Já Karimullah Safi, 35, disse que o povo afegão não deveria apenas estar feliz, “mas orgulhoso”, por ter sido capaz de derrubar a única superpotência remanescente no mundo após 20 anos de guerra amarga. Ele chamou as pessoas a “saírem e verem com seus próprios olhos” os talibãs.

“Olha, eles lutaram 20 anos, mas desde que assumiram, a guerra parou, a violência acabou. As coisas estão lentamente voltando ao normal”, sublinhou.

Para Khan Mohammad, um farmacêutico da cidade de Kandahar, os governos instalados pelos estrangeiros “nos transformaram em uma das nações mais corruptas do mundo”.

É nesse quadro que o Talibã se coloca, valendo-se do prestígio que lhe é conferido por ter encabeçado a resistência ao invasor, afirmando ter avançado seus conceitos, que não irá mais impor a burca às mulheres e estas poderão estudar e

trabalhar, que todos os que prestaram serviço ao invasor estão perdoados e que em dias será anunciado um ‘governo inclusivo’.

É brutal a herança da ocupação. 10% dos afegãos estão viciados em ópio. 3,2 milhões de afegãos foram deslocados internamente por causa da guerra nesse período, e outros 2,1 milhões precisaram fugir para o exterior. 54 % da população está abaixo da linha de pobreza. Há dois milhões de crianças ameaçadas de desnutrição. Dados de 2017 indicam que mais de dois terços das meninas não iam à escola e a taxa de alfabetização das meninas era metade da dos meninos. Em algumas províncias do sul, a taxa de alfabetização feminina continua tão baixa quanto 1%. 40% dos meninos não iam à escola e 41% das escolas não tinham prédios.

A retirada norte-americana, classificada pelo presidente Biden como “extraordinária”, acabou exatamente como a invasão começou há duas décadas: com crimes de guerra, chacina de civis.

No primeiro dia da corrida de colaboracionistas e de afegãos assustados ao aeroporto de Cabul, foram cerca de 20 mortos, vários na debandada causada pelos disparos de marines contra a multidão que tentava de qualquer jeito tomar um lugar no avião.

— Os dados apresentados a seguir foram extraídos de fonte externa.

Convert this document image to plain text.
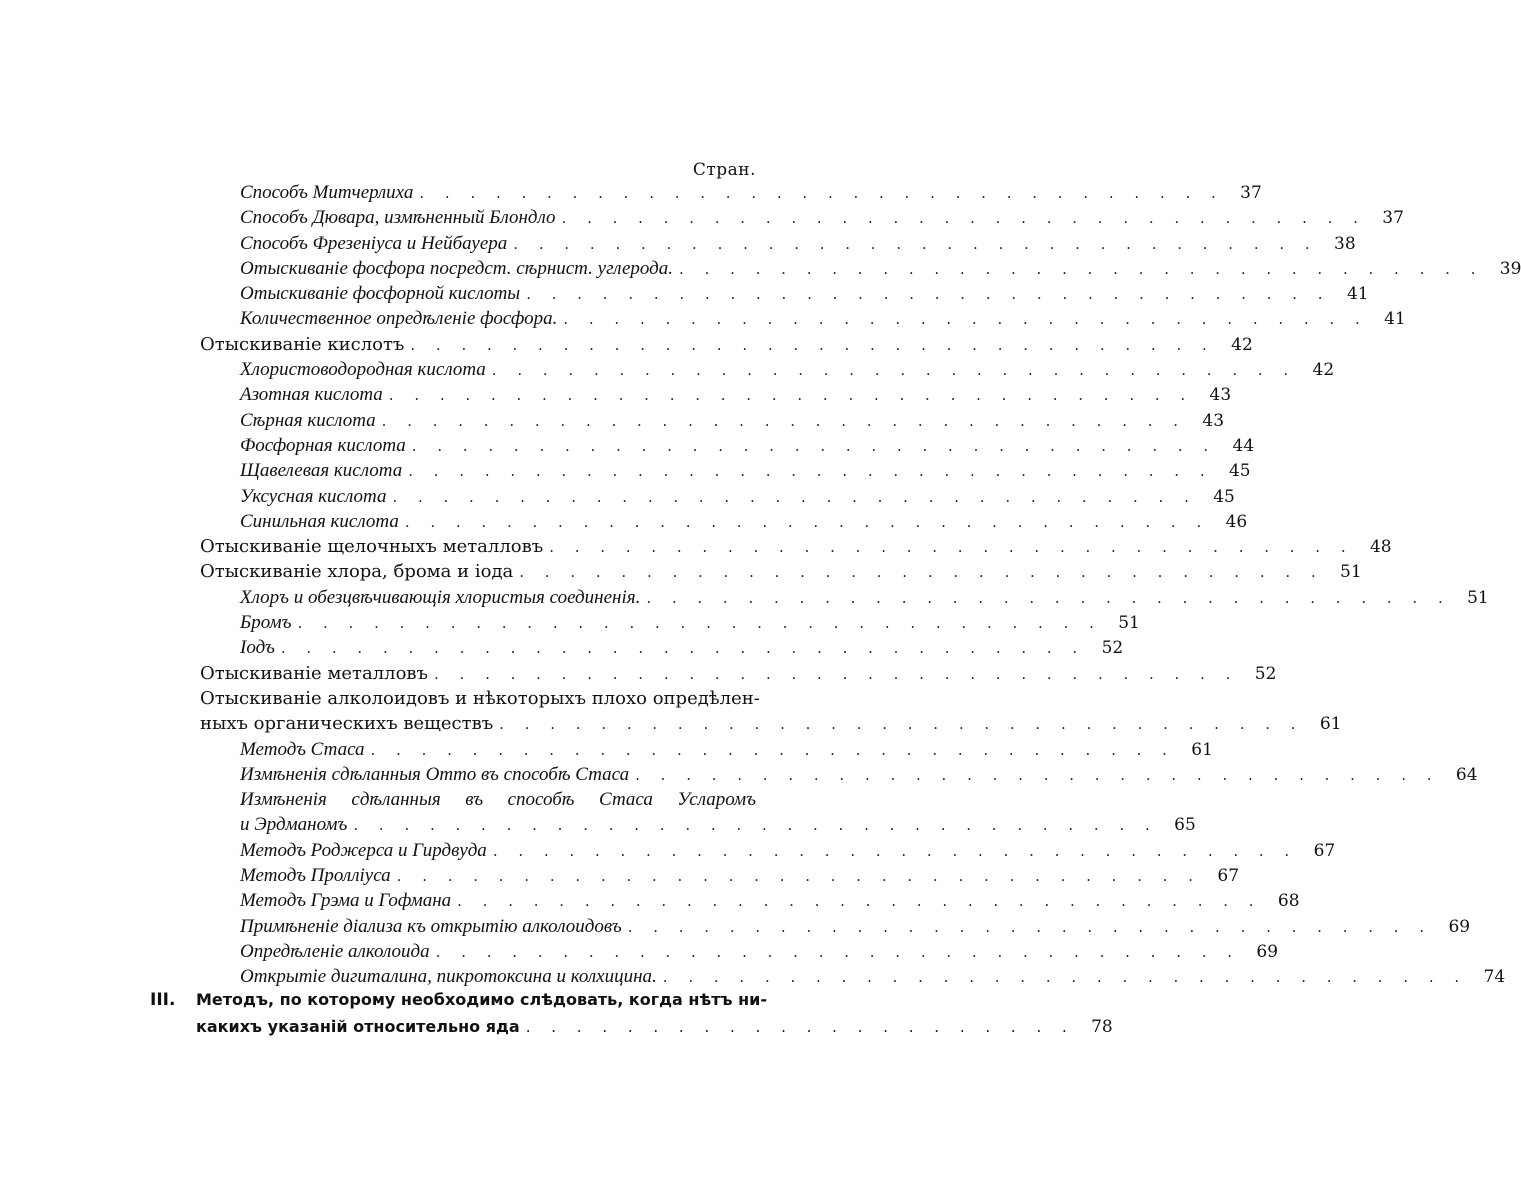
Стран.
Способъ Митчерлиха . . . . . . . . . . . . . . . . . . . . . . . . . . . . . . . . 37
Способъ Дювара, измѣненный Блондло . . . . . . . . . . . . . . . . . . . . . . . . . . . . . . . . 37
Способъ Фрезеніуса и Нейбауера . . . . . . . . . . . . . . . . . . . . . . . . . . . . . . . . 38
Отыскиваніе фосфора посредст. сѣрнист. углерода. . . . . . . . . . . . . . . . . . . . . . . . . . . . . . . . . 39
Отыскиваніе фосфорной кислоты . . . . . . . . . . . . . . . . . . . . . . . . . . . . . . . . 41
Количественное опредѣленіе фосфора. . . . . . . . . . . . . . . . . . . . . . . . . . . . . . . . . 41
Отыскиваніе кислотъ . . . . . . . . . . . . . . . . . . . . . . . . . . . . . . . . 42
Хлористоводородная кислота . . . . . . . . . . . . . . . . . . . . . . . . . . . . . . . . 42
Азотная кислота . . . . . . . . . . . . . . . . . . . . . . . . . . . . . . . . 43
Сѣрная кислота . . . . . . . . . . . . . . . . . . . . . . . . . . . . . . . . 43
Фосфорная кислота . . . . . . . . . . . . . . . . . . . . . . . . . . . . . . . . 44
Щавелевая кислота . . . . . . . . . . . . . . . . . . . . . . . . . . . . . . . . 45
Уксусная кислота . . . . . . . . . . . . . . . . . . . . . . . . . . . . . . . . 45
Синильная кислота . . . . . . . . . . . . . . . . . . . . . . . . . . . . . . . . 46
Отыскиваніе щелочныхъ металловъ . . . . . . . . . . . . . . . . . . . . . . . . . . . . . . . . 48
Отыскиваніе хлора, брома и іода . . . . . . . . . . . . . . . . . . . . . . . . . . . . . . . . 51
Хлоръ и обезцвѣчивающія хлористыя соединенія. . . . . . . . . . . . . . . . . . . . . . . . . . . . . . . . . 51
Бромъ . . . . . . . . . . . . . . . . . . . . . . . . . . . . . . . . 51
Іодъ . . . . . . . . . . . . . . . . . . . . . . . . . . . . . . . . 52
Отыскиваніе металловъ . . . . . . . . . . . . . . . . . . . . . . . . . . . . . . . . 52
Отыскиваніе алколоидовъ и нѣкоторыхъ плохо опредѣлен-
ныхъ органическихъ веществъ . . . . . . . . . . . . . . . . . . . . . . . . . . . . . . . . 61
Методъ Стаса . . . . . . . . . . . . . . . . . . . . . . . . . . . . . . . . 61
Измѣненія сдѣланныя Отто въ способѣ Стаса . . . . . . . . . . . . . . . . . . . . . . . . . . . . . . . . 64
Измѣненія сдѣланныя въ способѣ Стаса Усларомъ
и Эрдманомъ . . . . . . . . . . . . . . . . . . . . . . . . . . . . . . . . 65
Методъ Роджерса и Гирдвуда . . . . . . . . . . . . . . . . . . . . . . . . . . . . . . . . 67
Методъ Пролліуса . . . . . . . . . . . . . . . . . . . . . . . . . . . . . . . . 67
Методъ Грэма и Гофмана . . . . . . . . . . . . . . . . . . . . . . . . . . . . . . . . 68
Примѣненіе діализа къ открытію алколоидовъ . . . . . . . . . . . . . . . . . . . . . . . . . . . . . . . . 69
Опредѣленіе алколоида . . . . . . . . . . . . . . . . . . . . . . . . . . . . . . . . 69
Открытіе дигиталина, пикротоксина и колхицина. . . . . . . . . . . . . . . . . . . . . . . . . . . . . . . . . 74
III.	Методъ, по которому необходимо слѣдовать, когда нѣтъ ни-
какихъ указаній относительно яда . . . . . . . . . . . . . . . . . . . . . . 78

Sete simplesmente despencaram de aviões que decolaram.

No domingo, a suposta operação com drone para deter um ‘novo ataque suicida contra o aeroporto’, matou seis crianças de 2 a 8 anos, dois adolescentes e dois adultos de duas famílias. Estes tinham sido agraciados com o visto de imigração e só estavam aguardando instruções para pegar a carona para os States.

Quanto à pavorosa chacina no aeroporto, agora já se sabe que parte dos mortos não foi vítima do homem-bomba do Estado Islâmico-K, mas dos marines que, em pânico, abateram com certeiro tiro na cabeça sobreviventes do atentado.

Um fecho condizente com uma ocupação que custou, segundo estudo da Universidade Brown, dos EUA, as vidas de 241 mil afegãos, dos quais 71 mil civis (43% de mulheres). Muitos deles mortos por drones quando participavam de uma cerimônia de casamento ou de um funeral, ou por terem ido socorrer sobreviventes. Outros, garotos buscando lenha nas regiões rurais. Levando em conta as mortes indiretas, causadas pelo agravamento geral das condições de sobrevivência e saúde da população sob a ocupação, o total de afegãos mortos pela ocupação chega a meio milhão.